En 1952, Marie Braham devient secrétaire nationale des LOFC. Au cours de la décennie suivante, elle participe activement à la transformation de l’orientation du mouvement, orientation nouvelle qui débouche en 1966 sur la proclamation d’un « nouveau statut de la femme » et, en 1969, à un changement de nom : les LOFC s’appellent désormais Vie féminine. C’est au cours de cette période qu’est lancée l’action familiale au Congo belge et que les ligues ouvrières aident les femmes congolaises à se situer en femmes responsables par l’envoi sur place de Wilhelmine Dubois* et, ensuite, grâce aux efforts de Marie Braham, de Betty Heine. En 1965, M. Braham met en route la Commission nationale des 3 X 20 et organise des stages d’animation du troisième âge en collaboration avec les responsables du Conseil supérieur de l’éducation populaire. Membre du Comité national du MOC, elle en est aussi vice-présidente.


Lors de la grève des femmes de la Fabrique nationale (FN) de Herstal (pr. et arr. Liège) de 1966 en faveur de l’égalité salariale homme/femme, les LOFC participent, aux côtés d’autres mouvements féminins et féministes, à diverses manifestations dont la manifestation de soutien et le meeting du 25 avril au cours duquel Marie Braham souligne à quel point « les problèmes qui nous préoccupent aujourd’hui dépassent celui des salaires. C’est celui des aspirations de la femme vers l’égalité sociale, économique, politique, qui conditionnera demain son existence même. »

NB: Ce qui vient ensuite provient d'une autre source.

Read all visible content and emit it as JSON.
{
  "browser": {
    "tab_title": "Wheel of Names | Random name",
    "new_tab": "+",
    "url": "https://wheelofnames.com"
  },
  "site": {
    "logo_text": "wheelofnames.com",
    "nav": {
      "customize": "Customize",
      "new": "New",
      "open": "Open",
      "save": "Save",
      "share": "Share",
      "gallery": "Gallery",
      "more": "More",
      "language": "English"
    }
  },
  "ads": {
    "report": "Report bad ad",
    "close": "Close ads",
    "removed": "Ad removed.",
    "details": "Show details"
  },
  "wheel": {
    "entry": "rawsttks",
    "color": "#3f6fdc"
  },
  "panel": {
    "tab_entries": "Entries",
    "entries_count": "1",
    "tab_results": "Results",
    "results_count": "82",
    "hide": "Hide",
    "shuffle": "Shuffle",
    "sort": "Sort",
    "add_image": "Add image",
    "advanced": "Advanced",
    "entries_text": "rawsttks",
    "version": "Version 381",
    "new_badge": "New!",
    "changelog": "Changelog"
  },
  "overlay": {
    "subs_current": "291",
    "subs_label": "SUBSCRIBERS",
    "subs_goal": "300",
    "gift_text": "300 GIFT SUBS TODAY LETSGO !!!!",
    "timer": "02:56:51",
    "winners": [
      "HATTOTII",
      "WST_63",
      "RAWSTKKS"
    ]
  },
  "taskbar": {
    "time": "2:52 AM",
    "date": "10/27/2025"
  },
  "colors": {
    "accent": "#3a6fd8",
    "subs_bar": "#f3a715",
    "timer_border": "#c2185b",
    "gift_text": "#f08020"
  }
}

Après sa retraite en 1968, Marie Braham poursuit son action notamment à Droixhe (action de quartier) et auprès pour les groupes « Aînées » ou « 3 X 30 » tout en demeurant, un certain temps, déléguée au conseil de l’éducation populaire. Elle représente Vie féminine au Commissariat général au tourisme, à la Société belge de gérontologie et de gériatrie. Elle participe au conseil d’administration de l’Université du troisième âge à Liège.

SOURCES : Notes biographiques rédigés en réponse à un questionnaire d’enquête, par Marie Braham, s.d. − La Jeunesse ouvrière chrétienne Wallonie-Bruxelles. 1912-1957, t. II, Bruxelles, 1990 – GERARD E., WYNANTS P. (dir. ), Histoire du mouvement ouvrier chrétien, t. 2, Louvain, 1994 – WYNANTS P., « Braham Marie », dans GUBIN E., JACQUES C., PIETTE V., PUISSANT J. (dir.), Dictionnaire des femmes belges. XIXe et XXe siècles, Bruxelles, 2005, p. 77-78 – LORIAUX F., Luttes sociales et actions politiques. Le Mouvement ouvrier chrétien de Liège, Huy, Waremme 1850-1980, Liège, 2012.